Deixamos as compras na pousada e voltamos ao pé da trilha. Nada do nosso povo. Aguardamos cerca de 15 minutos e ninguém apareceu. Retornamos à pousada pra saber se algum deles teria ligado pra avisar de algum imprevisto, mas também não havia recado nenhum. Toca voltar ao início da trilha da Fumaça, que tem horário pra fechar, e enfim, lá estavam eles, com cara de quem comeu e não gostou...
Como éramos oito, seriam duas viagens até a vila, então comecei levando Amilcar e família que ainda precisavam almoçar. Atílio, Rejane e Cinthia preferiram aproveitar o embalo em que estavam pra já irem caminhando em direção à pousada. No carro fiquei sabendo do desencontro que rolou na descida da trilha: alguns do grupo resolveram voltar um pedaço da trilha pra fotografar ou ver algo e pediram pro outros ficarem onde estavam. Esses outros acharam que não teria nada de mais continuarem a caminhar devagar, já que o caminho pra descer era um só. Quando o primeiro grupo voltou e não encontrou o segundo grupo paradinho no local, começou o stress, que acompanhou o grupo todo quando conseguiram se reunir.
Deixei os famintos na vila e voltei pra buscar os caminhantes. Atílio e Cinthia voltaram pra casa, Rejane e eu pra pousada, loucas por um banho. Todas nós refeitas, fomos encontrar os Matsuoka Pasta na vila, fazer companhia no almoço e trazê-los de volta. Cada um sossegado em seu quarto, descansamos e preparamos os sanduíches pra levar no dia seguinte.
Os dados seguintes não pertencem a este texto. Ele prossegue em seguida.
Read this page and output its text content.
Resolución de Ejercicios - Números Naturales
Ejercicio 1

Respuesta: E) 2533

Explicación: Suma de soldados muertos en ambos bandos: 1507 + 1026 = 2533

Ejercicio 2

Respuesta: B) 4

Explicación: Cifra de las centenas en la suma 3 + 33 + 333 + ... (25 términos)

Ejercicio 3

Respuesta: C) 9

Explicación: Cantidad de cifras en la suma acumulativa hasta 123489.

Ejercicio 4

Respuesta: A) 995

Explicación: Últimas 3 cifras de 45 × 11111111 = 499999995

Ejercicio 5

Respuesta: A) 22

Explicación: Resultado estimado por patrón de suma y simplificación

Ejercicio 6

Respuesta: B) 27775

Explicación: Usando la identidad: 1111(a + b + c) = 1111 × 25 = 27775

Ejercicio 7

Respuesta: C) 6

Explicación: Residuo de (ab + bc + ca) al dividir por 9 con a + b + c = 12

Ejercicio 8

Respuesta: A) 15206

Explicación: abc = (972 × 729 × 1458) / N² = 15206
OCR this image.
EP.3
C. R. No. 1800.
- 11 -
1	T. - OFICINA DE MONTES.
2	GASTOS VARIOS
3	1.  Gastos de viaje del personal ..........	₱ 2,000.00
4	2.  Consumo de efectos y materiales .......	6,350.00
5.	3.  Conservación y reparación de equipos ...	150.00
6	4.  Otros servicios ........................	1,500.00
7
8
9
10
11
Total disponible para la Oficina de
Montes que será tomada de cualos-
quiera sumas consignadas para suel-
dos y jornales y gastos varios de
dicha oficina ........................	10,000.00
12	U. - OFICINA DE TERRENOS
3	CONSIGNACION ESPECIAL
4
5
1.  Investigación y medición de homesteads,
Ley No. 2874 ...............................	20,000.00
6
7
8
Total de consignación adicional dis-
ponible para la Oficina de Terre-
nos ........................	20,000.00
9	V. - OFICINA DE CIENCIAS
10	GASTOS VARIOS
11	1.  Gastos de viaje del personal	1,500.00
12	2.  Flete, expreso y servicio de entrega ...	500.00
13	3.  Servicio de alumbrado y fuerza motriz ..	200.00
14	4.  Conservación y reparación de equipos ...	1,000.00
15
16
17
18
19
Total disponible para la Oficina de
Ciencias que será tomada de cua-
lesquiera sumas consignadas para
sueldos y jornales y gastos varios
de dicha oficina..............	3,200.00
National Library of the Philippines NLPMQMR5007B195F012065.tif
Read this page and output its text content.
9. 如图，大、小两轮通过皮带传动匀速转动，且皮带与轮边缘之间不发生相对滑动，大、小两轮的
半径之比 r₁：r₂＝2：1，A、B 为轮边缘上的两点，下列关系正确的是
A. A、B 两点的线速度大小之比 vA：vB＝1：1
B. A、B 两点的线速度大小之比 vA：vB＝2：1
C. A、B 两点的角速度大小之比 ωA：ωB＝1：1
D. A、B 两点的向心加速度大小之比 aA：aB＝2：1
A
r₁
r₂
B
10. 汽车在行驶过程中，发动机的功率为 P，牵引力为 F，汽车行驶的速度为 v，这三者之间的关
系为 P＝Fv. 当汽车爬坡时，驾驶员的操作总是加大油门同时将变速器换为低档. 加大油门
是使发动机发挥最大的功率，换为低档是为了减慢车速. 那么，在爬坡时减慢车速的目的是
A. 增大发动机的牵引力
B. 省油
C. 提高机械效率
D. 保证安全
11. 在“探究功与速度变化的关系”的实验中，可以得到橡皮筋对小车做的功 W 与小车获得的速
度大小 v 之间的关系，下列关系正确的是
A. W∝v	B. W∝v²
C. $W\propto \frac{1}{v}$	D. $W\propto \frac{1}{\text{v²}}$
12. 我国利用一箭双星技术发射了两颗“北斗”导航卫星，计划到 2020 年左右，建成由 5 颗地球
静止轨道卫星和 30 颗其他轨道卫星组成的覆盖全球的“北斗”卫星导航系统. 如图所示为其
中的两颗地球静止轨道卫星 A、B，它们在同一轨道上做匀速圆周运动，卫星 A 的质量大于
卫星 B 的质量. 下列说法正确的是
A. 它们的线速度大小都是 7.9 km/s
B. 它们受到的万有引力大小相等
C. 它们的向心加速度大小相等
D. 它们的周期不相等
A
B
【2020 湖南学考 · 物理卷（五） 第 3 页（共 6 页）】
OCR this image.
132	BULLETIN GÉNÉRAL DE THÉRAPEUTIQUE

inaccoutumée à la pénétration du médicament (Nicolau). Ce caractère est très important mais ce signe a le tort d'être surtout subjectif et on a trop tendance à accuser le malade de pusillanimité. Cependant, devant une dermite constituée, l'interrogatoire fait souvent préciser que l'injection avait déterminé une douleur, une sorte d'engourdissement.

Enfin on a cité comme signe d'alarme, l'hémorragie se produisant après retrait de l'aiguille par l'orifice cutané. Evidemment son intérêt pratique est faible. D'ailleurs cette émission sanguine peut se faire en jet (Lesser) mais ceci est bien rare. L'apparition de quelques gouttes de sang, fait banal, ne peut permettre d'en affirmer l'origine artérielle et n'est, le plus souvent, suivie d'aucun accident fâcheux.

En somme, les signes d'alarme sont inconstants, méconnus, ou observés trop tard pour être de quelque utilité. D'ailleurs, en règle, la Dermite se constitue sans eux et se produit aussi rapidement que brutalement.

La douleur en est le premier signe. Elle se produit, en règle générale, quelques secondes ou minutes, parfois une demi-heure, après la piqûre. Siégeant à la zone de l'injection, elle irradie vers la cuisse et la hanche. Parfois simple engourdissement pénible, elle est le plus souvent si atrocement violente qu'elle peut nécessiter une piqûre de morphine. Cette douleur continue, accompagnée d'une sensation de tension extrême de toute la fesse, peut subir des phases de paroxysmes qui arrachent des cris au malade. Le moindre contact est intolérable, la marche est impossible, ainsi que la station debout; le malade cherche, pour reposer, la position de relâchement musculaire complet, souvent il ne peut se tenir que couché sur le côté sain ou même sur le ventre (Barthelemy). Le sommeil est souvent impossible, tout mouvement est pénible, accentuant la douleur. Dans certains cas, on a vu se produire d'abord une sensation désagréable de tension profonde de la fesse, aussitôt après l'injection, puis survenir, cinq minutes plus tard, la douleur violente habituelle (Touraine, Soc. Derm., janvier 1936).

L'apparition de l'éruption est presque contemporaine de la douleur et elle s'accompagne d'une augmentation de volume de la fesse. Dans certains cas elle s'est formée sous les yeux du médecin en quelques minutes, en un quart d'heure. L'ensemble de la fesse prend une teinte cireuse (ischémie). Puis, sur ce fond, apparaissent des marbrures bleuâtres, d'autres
Ao anoitecer, Atílio e Cinthia chegaram pra nos acompanhar até o Galpão, ou restaurante do Diego, onde jantaríamos. Pela foto é possível perceber a enorme variação de temperatura na Chapada: durante o dia, um sol de rachar coco, à noite, os mais friorentos sofrem!
Duas viagens até o restaurante e uma comida deliciosa! Eu fiquei no talharim alho e óleo acompanhado de vinho. Cinthia comeu tudo o que podia: dividiu um Completudaço com a Rejane. De sobremesa, crepe de Nutella ou caramelados de banana e maçã. Difícil decidir qual o melhor.
Depois dessa refeição soberba, um bom sono pra nos prepararmos pra caminhada do dia seguinte.